Suppose there are 1000 elements, we randomly pick two sets of 50 elements. What's the expectation of number of elements in intersection

156 Views Asked by At

I'm able to write the distribution of the number of elements in the intersection. But is there any faster way to get their average/expectation?

2

There are 2 best solutions below

0
On BEST ANSWER

We can do it by linearity of expectation.

For each element $x$ the probability $x$ is in the intersection is simply the probability it is in both sets, which is $\big(\frac{50}{1000}\big)^2$.

Therefore the expected number of such elements is $1000\times \big(\frac{50}{1000}\big)^2=2.5$.

0
On

Probability to get one element in intersection is $ [\binom{50}{1}*\binom{950}{49}] /\binom{1000}{50}$

Similarly for two elements it will be $ [\binom{50}{2}*\binom{950}{48}] /\binom{1000}{50}$

But is there any faster way to get their average/expectation?

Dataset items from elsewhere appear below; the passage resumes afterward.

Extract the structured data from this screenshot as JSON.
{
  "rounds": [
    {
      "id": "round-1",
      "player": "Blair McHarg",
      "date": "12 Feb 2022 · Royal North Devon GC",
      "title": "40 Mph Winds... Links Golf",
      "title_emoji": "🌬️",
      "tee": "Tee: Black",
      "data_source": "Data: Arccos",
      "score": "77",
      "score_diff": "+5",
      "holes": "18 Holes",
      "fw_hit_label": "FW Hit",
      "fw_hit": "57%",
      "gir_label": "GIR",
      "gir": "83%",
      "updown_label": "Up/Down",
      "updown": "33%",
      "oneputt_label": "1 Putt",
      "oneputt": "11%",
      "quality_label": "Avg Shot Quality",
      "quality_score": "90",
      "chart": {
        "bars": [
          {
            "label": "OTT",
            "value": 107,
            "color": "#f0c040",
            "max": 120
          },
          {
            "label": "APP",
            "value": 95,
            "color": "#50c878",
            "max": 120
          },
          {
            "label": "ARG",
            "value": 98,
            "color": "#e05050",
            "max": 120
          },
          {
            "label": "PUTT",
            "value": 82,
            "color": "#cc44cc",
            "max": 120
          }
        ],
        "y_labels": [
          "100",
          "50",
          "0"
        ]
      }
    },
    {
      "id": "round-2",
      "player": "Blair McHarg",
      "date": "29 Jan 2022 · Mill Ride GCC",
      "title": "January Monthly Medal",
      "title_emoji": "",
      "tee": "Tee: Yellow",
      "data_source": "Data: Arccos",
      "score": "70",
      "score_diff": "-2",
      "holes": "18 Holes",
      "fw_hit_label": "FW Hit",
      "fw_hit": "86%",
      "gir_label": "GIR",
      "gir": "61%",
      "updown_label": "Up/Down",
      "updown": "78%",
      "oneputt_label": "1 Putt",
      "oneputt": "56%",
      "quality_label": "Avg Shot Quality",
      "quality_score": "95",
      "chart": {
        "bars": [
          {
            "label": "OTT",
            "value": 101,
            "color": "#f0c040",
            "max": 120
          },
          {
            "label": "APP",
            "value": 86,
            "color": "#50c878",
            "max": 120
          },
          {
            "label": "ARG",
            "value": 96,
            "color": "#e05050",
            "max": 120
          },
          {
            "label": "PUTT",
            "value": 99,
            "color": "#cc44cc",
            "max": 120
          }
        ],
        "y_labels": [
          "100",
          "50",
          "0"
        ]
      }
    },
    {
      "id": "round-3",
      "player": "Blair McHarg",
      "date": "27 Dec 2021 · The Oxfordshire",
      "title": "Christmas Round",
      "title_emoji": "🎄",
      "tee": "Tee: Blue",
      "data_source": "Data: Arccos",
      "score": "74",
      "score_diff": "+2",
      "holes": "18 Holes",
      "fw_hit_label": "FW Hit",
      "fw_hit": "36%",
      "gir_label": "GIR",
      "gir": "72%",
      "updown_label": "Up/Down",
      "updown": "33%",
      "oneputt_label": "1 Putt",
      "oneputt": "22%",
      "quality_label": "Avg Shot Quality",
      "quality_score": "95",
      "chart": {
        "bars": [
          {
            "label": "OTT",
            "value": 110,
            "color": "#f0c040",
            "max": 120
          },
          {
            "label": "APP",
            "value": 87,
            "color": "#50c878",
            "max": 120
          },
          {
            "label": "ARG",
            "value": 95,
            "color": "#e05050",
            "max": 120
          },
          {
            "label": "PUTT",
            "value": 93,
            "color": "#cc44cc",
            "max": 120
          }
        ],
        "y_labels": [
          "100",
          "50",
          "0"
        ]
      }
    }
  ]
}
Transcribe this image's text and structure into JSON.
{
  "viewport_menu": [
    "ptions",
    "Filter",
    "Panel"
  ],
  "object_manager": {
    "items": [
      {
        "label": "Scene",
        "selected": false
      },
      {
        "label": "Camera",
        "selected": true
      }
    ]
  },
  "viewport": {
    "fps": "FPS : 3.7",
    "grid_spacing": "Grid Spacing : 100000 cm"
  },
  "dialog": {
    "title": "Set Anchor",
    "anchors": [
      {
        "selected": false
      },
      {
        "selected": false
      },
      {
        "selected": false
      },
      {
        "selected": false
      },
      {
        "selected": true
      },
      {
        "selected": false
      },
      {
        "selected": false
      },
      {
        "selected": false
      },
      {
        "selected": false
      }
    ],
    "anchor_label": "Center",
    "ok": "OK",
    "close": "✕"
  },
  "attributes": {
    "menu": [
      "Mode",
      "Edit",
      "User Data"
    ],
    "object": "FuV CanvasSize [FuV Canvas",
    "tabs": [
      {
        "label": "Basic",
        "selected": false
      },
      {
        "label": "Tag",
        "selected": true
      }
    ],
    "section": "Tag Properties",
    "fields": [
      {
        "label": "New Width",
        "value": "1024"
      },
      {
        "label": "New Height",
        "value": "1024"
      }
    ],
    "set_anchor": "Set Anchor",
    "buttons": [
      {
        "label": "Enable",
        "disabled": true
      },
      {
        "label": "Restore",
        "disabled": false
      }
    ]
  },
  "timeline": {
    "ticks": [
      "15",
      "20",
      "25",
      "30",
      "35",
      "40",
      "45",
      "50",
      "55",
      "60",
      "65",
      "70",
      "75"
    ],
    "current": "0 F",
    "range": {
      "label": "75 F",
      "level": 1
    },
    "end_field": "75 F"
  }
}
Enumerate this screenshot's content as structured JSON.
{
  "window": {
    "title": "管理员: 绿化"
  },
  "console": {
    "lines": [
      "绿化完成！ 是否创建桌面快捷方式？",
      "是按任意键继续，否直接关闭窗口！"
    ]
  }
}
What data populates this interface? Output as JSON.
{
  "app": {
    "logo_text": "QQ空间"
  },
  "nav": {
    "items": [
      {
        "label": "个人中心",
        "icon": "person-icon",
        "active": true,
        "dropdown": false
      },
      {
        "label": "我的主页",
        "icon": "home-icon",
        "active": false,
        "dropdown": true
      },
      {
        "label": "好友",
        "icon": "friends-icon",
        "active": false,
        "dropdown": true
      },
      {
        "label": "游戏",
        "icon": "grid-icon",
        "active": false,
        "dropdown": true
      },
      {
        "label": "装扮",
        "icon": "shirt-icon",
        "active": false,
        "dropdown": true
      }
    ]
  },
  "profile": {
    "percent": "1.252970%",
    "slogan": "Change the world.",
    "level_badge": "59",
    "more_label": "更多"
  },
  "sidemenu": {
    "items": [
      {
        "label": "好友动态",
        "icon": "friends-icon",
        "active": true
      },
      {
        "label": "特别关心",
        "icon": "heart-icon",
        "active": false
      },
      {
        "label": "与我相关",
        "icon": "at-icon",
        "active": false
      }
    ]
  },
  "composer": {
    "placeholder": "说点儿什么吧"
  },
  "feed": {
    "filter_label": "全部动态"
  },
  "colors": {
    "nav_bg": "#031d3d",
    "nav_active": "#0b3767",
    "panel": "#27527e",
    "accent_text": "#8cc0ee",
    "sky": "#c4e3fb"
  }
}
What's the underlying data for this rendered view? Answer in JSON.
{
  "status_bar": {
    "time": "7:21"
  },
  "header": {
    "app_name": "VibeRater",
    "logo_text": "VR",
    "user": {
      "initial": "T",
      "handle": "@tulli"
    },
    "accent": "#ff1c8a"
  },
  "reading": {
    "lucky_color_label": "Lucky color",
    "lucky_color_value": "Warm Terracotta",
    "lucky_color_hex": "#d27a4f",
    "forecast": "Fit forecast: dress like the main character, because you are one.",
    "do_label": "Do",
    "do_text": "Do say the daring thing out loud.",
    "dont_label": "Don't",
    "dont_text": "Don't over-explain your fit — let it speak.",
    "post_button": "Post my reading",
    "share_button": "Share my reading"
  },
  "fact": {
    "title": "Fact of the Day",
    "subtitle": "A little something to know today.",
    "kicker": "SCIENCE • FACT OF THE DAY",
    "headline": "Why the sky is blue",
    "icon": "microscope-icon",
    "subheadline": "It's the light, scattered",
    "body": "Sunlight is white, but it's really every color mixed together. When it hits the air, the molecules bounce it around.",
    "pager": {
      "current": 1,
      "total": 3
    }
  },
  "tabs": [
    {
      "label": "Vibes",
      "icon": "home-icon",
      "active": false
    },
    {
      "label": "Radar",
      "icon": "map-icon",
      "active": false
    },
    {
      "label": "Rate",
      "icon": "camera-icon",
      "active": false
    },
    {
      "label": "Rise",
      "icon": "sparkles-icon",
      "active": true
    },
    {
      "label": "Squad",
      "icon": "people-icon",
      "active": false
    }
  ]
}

If we can code it, that would be pretty fast. For a logic that is simpler and faster, I would welcome answers.

I have used python 3.5 for the code.

from math import factorial
import numpy as np

def nCr(n,r):
    # calculate the N choose r ways.
    f = factorial
    return f(n)/(f(r)*f(n-r))


def ExpectedElements(initialDraws, totalElements):
    # 

    sampleSpacesize = initialDraws

    remElements = totalElements - initialDraws
    listExpectation = [] # an emppty list that stores P(x)*X

    for i in range(1, sampleSpacesize + 1):
    # Expected number of elements = sum(probability of getting that no. of 
    # elements*number of elements)

        listExpectation.append(i*(nCr(sampleSpacesize, i)*nCr(remElements, 
             initialDraws - i)/nCr(totalElements, initialDraws)))


    listExpectation = np.array(listExpectation)   
    print(listExpectation.sum())
    print(listExpectation[0])
    return(listExpectation.sum())



ExpectedElements(50, 1000)  
ExpectedElements(100, 1000)       
ExpectedElements(200, 1000)             
ExpectedElements(500, 1000)